Bad Grades

Years ago, when I was in what was supposed to be my final year of University, I decided to drop out of engineering. The people were great, my marks were fine. I just didn’t have passion for it and the idea of spending the rest of my life doing something I didn’t care about was enough for me to throw in the towel.

Lucky for me there was another option. I had taken an Intro to Computer Science course a couple semesters prior, one where we were taught about object oriented programming in C++. I wasn’t a good student but it sparked something in me. That semester I made my first ever game; a simple 4 letter word ladder in command line. It was fun enough to play but captivating to make. 

So in my final year of my bachelor’s degree, on the drop day of the semester, at 2 in the afternoon, I walked up to the academic advisor and asked for her help. She pulled out her course catalog and swapped all my classes so I could pursue a degree in Computer Science instead. If I did things exactly right, and if I took a few courses over the following summer, it’d set me back a year. Not dropping out would have set me back further.

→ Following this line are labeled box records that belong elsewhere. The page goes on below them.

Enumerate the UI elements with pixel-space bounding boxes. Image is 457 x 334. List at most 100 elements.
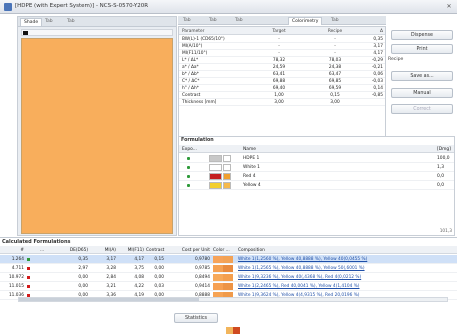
row-recipe: -: [334, 51, 336, 56]
manual-button[interactable]: Manual: [391, 88, 453, 98]
calc-row[interactable]: 1.264 0,35 3,17 4,17 0,15 0,9780 White 1(1,256…: [0, 255, 457, 264]
calc-cost: 0,9780: [194, 257, 210, 262]
calc-row[interactable]: 10.972 0,00 2,84 4,08 0,00 0,8494 White 1(9,32…: [0, 273, 457, 282]
row-parameter: C* / ΔC*: [182, 79, 200, 84]
strip-swatch: [233, 327, 240, 334]
composition-link[interactable]: White 1(1,2560 %), Yellow 40,8888 %), Ye…: [238, 257, 367, 262]
tab-right-3[interactable]: Tab: [232, 17, 246, 25]
scrollbar-thumb[interactable]: [19, 298, 199, 301]
correct-button[interactable]: Correct: [391, 104, 453, 114]
calc-composition[interactable]: White 1(1,2565 %), Yellow 40,8888 %), Ye…: [238, 266, 453, 271]
strip-swatch: [226, 327, 233, 334]
header-delta: Δ: [380, 28, 383, 34]
statistics-button[interactable]: Statistics: [174, 313, 218, 323]
black-swatch[interactable]: [23, 31, 28, 35]
formulation-header: Expo... Name [Dmg]: [179, 145, 454, 153]
colorimetry-row: Thickness [mm] 3,00 3,00: [179, 99, 385, 106]
marker-square-icon: [27, 257, 30, 261]
row-parameter: h° / Δh*: [182, 86, 199, 91]
save-as-button[interactable]: Save as...: [391, 71, 453, 81]
row-parameter: a* / Δa*: [182, 65, 199, 70]
colorimetry-row: C* / ΔC* 69,88 69,85 -0,03: [179, 78, 385, 85]
header-composition[interactable]: Composition: [238, 248, 453, 253]
calc-de: 2,97: [78, 266, 88, 271]
colorant-name: HDPE 1: [243, 156, 260, 161]
formulation-row[interactable]: Red 4 0,0: [179, 172, 454, 181]
header-contrast[interactable]: Contrast: [146, 248, 164, 253]
formulation-panel: Formulation Expo... Name [Dmg] HDPE 1 100…: [178, 136, 455, 236]
formulation-row[interactable]: Yellow 4 0,0: [179, 181, 454, 190]
tab-right-2[interactable]: Tab: [206, 17, 220, 25]
tab-left-2[interactable]: Tab: [42, 18, 56, 26]
marker-square-icon: [27, 284, 30, 288]
row-recipe: 3,00: [330, 100, 340, 105]
header-dots[interactable]: ...: [40, 248, 44, 253]
tab-right-1[interactable]: Tab: [180, 17, 194, 25]
calc-mi-f11: 4,17: [134, 257, 144, 262]
row-target: 1,00: [274, 93, 284, 98]
header-mi-f11[interactable]: MI(F11): [120, 248, 144, 253]
header-index[interactable]: #: [2, 248, 24, 253]
calc-mi-f11: 3,75: [134, 266, 144, 271]
colorimetry-row: a* / Δa* 24,59 24,38 -0,21: [179, 64, 385, 71]
row-target: -: [278, 44, 280, 49]
window-title: [HDPE (with Expert System)] - NCS-S-0570…: [15, 3, 149, 9]
calc-contrast: 0,00: [154, 266, 164, 271]
colorimetry-table: Parameter Target Recipe Δ BW(L)-1 (CD65/…: [178, 26, 386, 151]
composition-link[interactable]: White 1(9,3236 %), Yellow 40(,4368 %), R…: [238, 275, 361, 280]
calc-index: 4.711: [11, 266, 24, 271]
color-recipe-swatch: [223, 283, 233, 290]
dispense-button[interactable]: Dispense: [391, 30, 453, 40]
status-dot-icon: [187, 166, 190, 169]
composition-link[interactable]: White 1(2,2465 %), Red 40,0041 %), Yello…: [238, 284, 359, 289]
row-delta: -0,29: [371, 58, 383, 63]
color-recipe-swatch: [223, 274, 233, 281]
composition-link[interactable]: White 1(1,2565 %), Yellow 40,8888 %), Ye…: [238, 266, 365, 271]
action-buttons: Dispense Print Recipe Save as... Manual …: [388, 24, 455, 151]
tab-shade[interactable]: Shade: [20, 18, 43, 26]
color-preview-swatch: [21, 38, 173, 234]
colorant-name: Yellow 4: [243, 183, 261, 188]
row-delta: -0,21: [371, 65, 383, 70]
colorant-swatch: [209, 164, 222, 171]
colorant-swatch: [209, 173, 222, 180]
status-dot-icon: [187, 175, 190, 178]
close-icon[interactable]: ✕: [444, 2, 454, 11]
calc-composition[interactable]: White 1(9,3236 %), Yellow 40(,4368 %), R…: [238, 275, 453, 280]
header-cost[interactable]: Cost per Unit: [170, 248, 210, 253]
calc-composition[interactable]: White 1(2,2465 %), Red 40,0041 %), Yello…: [238, 284, 453, 289]
tab-colorimetry[interactable]: Colorimetry: [288, 17, 323, 25]
colorimetry-row: L* / ΔL* 78,32 78,03 -0,29: [179, 57, 385, 64]
recipe-label: Recipe: [388, 57, 404, 62]
shade-toolbar: [21, 29, 173, 36]
formulation-row[interactable]: HDPE 1 100,0: [179, 154, 454, 163]
formulation-row[interactable]: White 1 1,3: [179, 163, 454, 172]
colorimetry-row: b* / Δb* 63,41 63,47 0,06: [179, 71, 385, 78]
header-recipe: Recipe: [327, 28, 343, 34]
tab-right-5[interactable]: Tab: [328, 17, 342, 25]
app-icon: [4, 3, 12, 11]
calc-index: 11.015: [8, 284, 24, 289]
header-parameter: Parameter: [182, 28, 205, 34]
row-recipe: -: [334, 44, 336, 49]
row-target: 24,59: [272, 65, 286, 70]
header-name: Name: [243, 146, 256, 152]
row-recipe: 24,38: [328, 65, 342, 70]
header-color[interactable]: Color ...: [213, 248, 230, 253]
tab-left-3[interactable]: Tab: [64, 18, 78, 26]
row-parameter: L* / ΔL*: [182, 58, 199, 63]
calc-mi-a: 2,84: [106, 275, 116, 280]
row-recipe: 69,59: [328, 86, 342, 91]
calc-row[interactable]: 4.711 2,97 3,28 3,75 0,00 0,9785 White 1(1,256…: [0, 264, 457, 273]
calc-composition[interactable]: White 1(1,2560 %), Yellow 40,8888 %), Ye…: [238, 257, 453, 262]
calc-row[interactable]: 11.015 0,00 3,21 4,22 0,03 0,9414 White 1(2,24…: [0, 282, 457, 291]
header-target: Target: [272, 28, 286, 34]
header-mi-a[interactable]: MI(A): [92, 248, 116, 253]
row-delta: -0,85: [371, 93, 383, 98]
header-de[interactable]: DE(D65): [60, 248, 88, 253]
color-target-swatch: [213, 283, 223, 290]
calc-marker: [27, 284, 32, 288]
horizontal-scrollbar[interactable]: [18, 297, 448, 302]
print-button[interactable]: Print: [391, 44, 453, 54]
calc-de: 0,00: [78, 275, 88, 280]
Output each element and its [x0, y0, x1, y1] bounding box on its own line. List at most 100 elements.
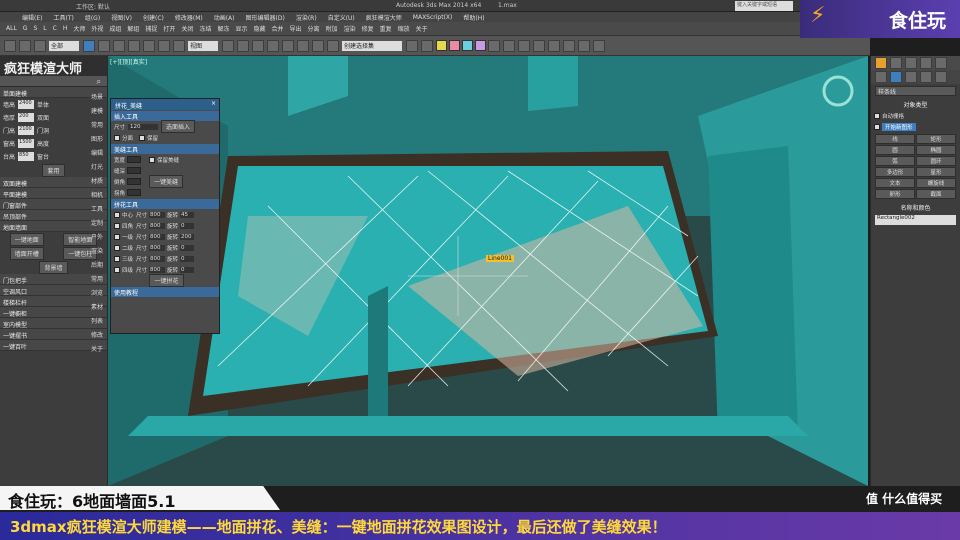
- close-icon[interactable]: ×: [211, 100, 216, 107]
- menu-item[interactable]: 疯狂模渲大师: [366, 13, 402, 22]
- start-new-shape-checkbox[interactable]: [874, 123, 880, 130]
- door-height-field[interactable]: 2100: [18, 126, 35, 135]
- menu-item[interactable]: 修改器(M): [175, 13, 203, 22]
- color-swatch-pink[interactable]: [449, 40, 460, 51]
- create-tab-icon[interactable]: [875, 57, 887, 69]
- toolbar-button[interactable]: 显示: [235, 24, 247, 33]
- category-item[interactable]: 素材: [86, 302, 108, 316]
- object-name-field[interactable]: Rectangle002: [875, 215, 956, 225]
- menu-item[interactable]: MAXScript(X): [413, 14, 453, 21]
- pattern-size-field[interactable]: 800: [149, 211, 166, 218]
- category-item[interactable]: 工具: [86, 204, 108, 218]
- category-item[interactable]: 浏览: [86, 288, 108, 302]
- material-editor-icon[interactable]: [548, 39, 560, 52]
- pattern-size-field[interactable]: 800: [149, 233, 166, 240]
- pattern-level-checkbox[interactable]: [114, 222, 120, 229]
- category-item[interactable]: 定制: [86, 218, 108, 232]
- shape-type-dropdown[interactable]: 样条线: [875, 86, 956, 96]
- shape-button[interactable]: 截面: [916, 189, 956, 199]
- wall-thick-field[interactable]: 200: [18, 113, 35, 122]
- rotate-icon[interactable]: [158, 39, 170, 52]
- move-icon[interactable]: [143, 39, 155, 52]
- reference-coord-dropdown[interactable]: 视图: [188, 40, 218, 51]
- helpers-icon[interactable]: [935, 71, 947, 83]
- keyboard-shortcut-icon[interactable]: [252, 39, 264, 52]
- menu-item[interactable]: 帮助(H): [463, 13, 484, 22]
- scale-icon[interactable]: [173, 39, 185, 52]
- pattern-rotate-field[interactable]: 0: [180, 222, 195, 229]
- pattern-level-checkbox[interactable]: [114, 233, 120, 240]
- align-icon[interactable]: [421, 39, 433, 52]
- toolbar-button[interactable]: 合并: [272, 24, 284, 33]
- seam-corner-field[interactable]: [127, 189, 142, 196]
- pattern-level-checkbox[interactable]: [114, 266, 120, 273]
- wall-groove-button[interactable]: 墙面开槽: [9, 246, 44, 260]
- edit-named-sets-icon[interactable]: [327, 39, 339, 52]
- motion-tab-icon[interactable]: [920, 57, 932, 69]
- apply-button[interactable]: 套用: [42, 163, 65, 177]
- shape-button[interactable]: 弧: [875, 156, 915, 166]
- split-face-checkbox[interactable]: [114, 134, 120, 141]
- shape-button[interactable]: 星形: [916, 167, 956, 177]
- pattern-size-field[interactable]: 800: [149, 222, 166, 229]
- toolbar-button[interactable]: 大师: [73, 24, 85, 33]
- lights-icon[interactable]: [905, 71, 917, 83]
- keep-seam-checkbox[interactable]: [149, 156, 156, 163]
- toolbar-button[interactable]: 解冻: [217, 24, 229, 33]
- render-teapot-icon[interactable]: [593, 39, 605, 52]
- toolbar-button[interactable]: 冻结: [199, 24, 211, 33]
- shape-button[interactable]: 线: [875, 134, 915, 144]
- bind-spacewarp-icon[interactable]: [34, 39, 46, 52]
- menu-item[interactable]: 自定义(U): [328, 13, 355, 22]
- wall-height-field[interactable]: 2400: [18, 100, 35, 109]
- toolbar-button[interactable]: 修复: [362, 24, 374, 33]
- window-height-field[interactable]: 1500: [18, 139, 35, 148]
- shape-button[interactable]: 多边形: [875, 167, 915, 177]
- name-color-header[interactable]: 名称和颜色: [871, 203, 960, 213]
- seam-chamfer-field[interactable]: [127, 178, 142, 185]
- pattern-level-checkbox[interactable]: [114, 211, 120, 218]
- toolbar-button[interactable]: 成组: [109, 24, 121, 33]
- unlink-icon[interactable]: [19, 39, 31, 52]
- category-item[interactable]: 材质: [86, 176, 108, 190]
- one-click-pattern-button[interactable]: 一键拼花: [149, 274, 184, 287]
- display-tab-icon[interactable]: [935, 57, 947, 69]
- curve-editor-icon[interactable]: [518, 39, 530, 52]
- menu-item[interactable]: 图形编辑器(D): [246, 13, 285, 22]
- toolbar-button[interactable]: G: [23, 25, 28, 32]
- menu-item[interactable]: 编辑(E): [22, 13, 42, 22]
- toolbar-button[interactable]: 重复: [380, 24, 392, 33]
- toolbar-button[interactable]: 导出: [290, 24, 302, 33]
- workspace-selector[interactable]: 工作区: 默认: [76, 2, 110, 11]
- perspective-viewport[interactable]: [+][顶][真实] Line001: [108, 56, 868, 486]
- start-new-shape-button[interactable]: 开始新图形: [882, 122, 916, 131]
- select-object-icon[interactable]: [83, 39, 95, 52]
- category-item[interactable]: 后期: [86, 260, 108, 274]
- layer-manager-icon[interactable]: [488, 39, 500, 52]
- color-swatch-yellow[interactable]: [436, 40, 447, 51]
- pattern-level-checkbox[interactable]: [114, 255, 120, 262]
- color-swatch-cyan[interactable]: [462, 40, 473, 51]
- one-click-floor-button[interactable]: 一键地面: [9, 232, 44, 246]
- category-item[interactable]: 灯光: [86, 162, 108, 176]
- percent-snap-icon[interactable]: [297, 39, 309, 52]
- category-item[interactable]: 修改: [86, 330, 108, 344]
- schematic-view-icon[interactable]: [533, 39, 545, 52]
- insert-size-field[interactable]: 120: [128, 123, 159, 130]
- menu-item[interactable]: 组(G): [85, 13, 100, 22]
- category-item[interactable]: 列表: [86, 316, 108, 330]
- category-item[interactable]: 渲染: [86, 246, 108, 260]
- category-item[interactable]: 相机: [86, 190, 108, 204]
- cameras-icon[interactable]: [920, 71, 932, 83]
- pattern-rotate-field[interactable]: 200: [180, 233, 195, 240]
- category-item[interactable]: 常用: [86, 120, 108, 134]
- seam-tool-section[interactable]: 美缝工具: [111, 144, 219, 154]
- toolbar-button[interactable]: 解组: [127, 24, 139, 33]
- shape-button[interactable]: 椭圆: [916, 145, 956, 155]
- manipulate-icon[interactable]: [237, 39, 249, 52]
- seam-width-field[interactable]: [127, 156, 142, 163]
- render-setup-icon[interactable]: [563, 39, 575, 52]
- spinner-snap-icon[interactable]: [312, 39, 324, 52]
- rendered-frame-icon[interactable]: [578, 39, 590, 52]
- one-click-seam-button[interactable]: 一键美缝: [149, 175, 184, 188]
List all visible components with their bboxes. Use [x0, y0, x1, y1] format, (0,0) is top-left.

The choice was simple. It was hardly a choice at all, really. I loved programming. I wasn’t any good at it, nor was I aware of what may await me after graduation, but in the months since that Intro to Computer Science course I had created a few programs that convinced me this is the thing for me. I want to make things with code.

The transition into Computer Science was a bit rough, seeing as I’d already missed a couple of weeks of the semester with a full course load. I was not a good student, and to be honest I barely passed some of my required courses. 

Even so, many evenings I’d sit at a cheap glass topped office desk in my childhood home typing away, music playing, coffee in hand. Making things. One program was a perlin noise terrain generator. Another was a grid based heat dissipation simulation. Small programs with no audience. They weren’t all that fun to look at but I was truly obsessed in making them. So obsessed, in fact, that I’d routinely stay up until the following morning working on them. My father would poke his head into the room where I was working to say a cheeky ‘Good morning’, then I’d join him and my mother over their morning coffee and chat before heading to bed as the sun rose. I missed many morning classes from my obsession, and pulled a lot of all nighters. It was the best time of my life.

This obsession was channeled into a single project starting in my first year in Computer Science. I wanted to make a game, one where you can command any modern day country in a land-grab simulation. Almost like a more granular version of Risk, or a bite sized version of a grand strategy game like Europa Universalis.  I had made 3 or 4 prototypes for a game like this already, albeit on a reduced scale, but not quite like I was envisioning. 

So I pulled some more all nighters, I implemented some ideas, I learned some concepts. Every piece that I added begged another piece to be designed, created new problems, and added scope. The project was massive, complex, and had no roadmap to be completed. In fact, I was sure it’d never be finished even as I worked on it. I worked on it in the evening, I worked on it at my part time job, I worked on it at the University, I even worked on it as I sat in the back of my Intro to Game Programming course. I was an awful student, and I got poor grades in that class too. 

I worked on that game for over two years. It never had a name, it was never completed, and apart from showing it to a few friends and family nobody knew it even existed. But it was exactly what I wanted to make and the feeling of absolute freedom I had while working on it is the reason why I kept game development as a hobby years later. That project was the template. I found the files for that project and played it for a couple days recently; it was pretty fun.

I think about that version of myself a lot now. I didn’t know what was coming and even if I could warn myself I’m not sure what I could have said to prepare for the insanity. I’m not even sure if there’s a lesson to learn.

With all the success, baggage, attention, heartache, fear, stress, and joy that I’ve had since Balatro was created, at least that old version of myself is still there. Last night I stayed up until the early hours of the morning drawing pixel art, writing code, and listening to music in my quiet house. Notebook of ideas open next to me, cup of decaf in hand.

Thank you to everyone for allowing this terrible student to keep staying up too late.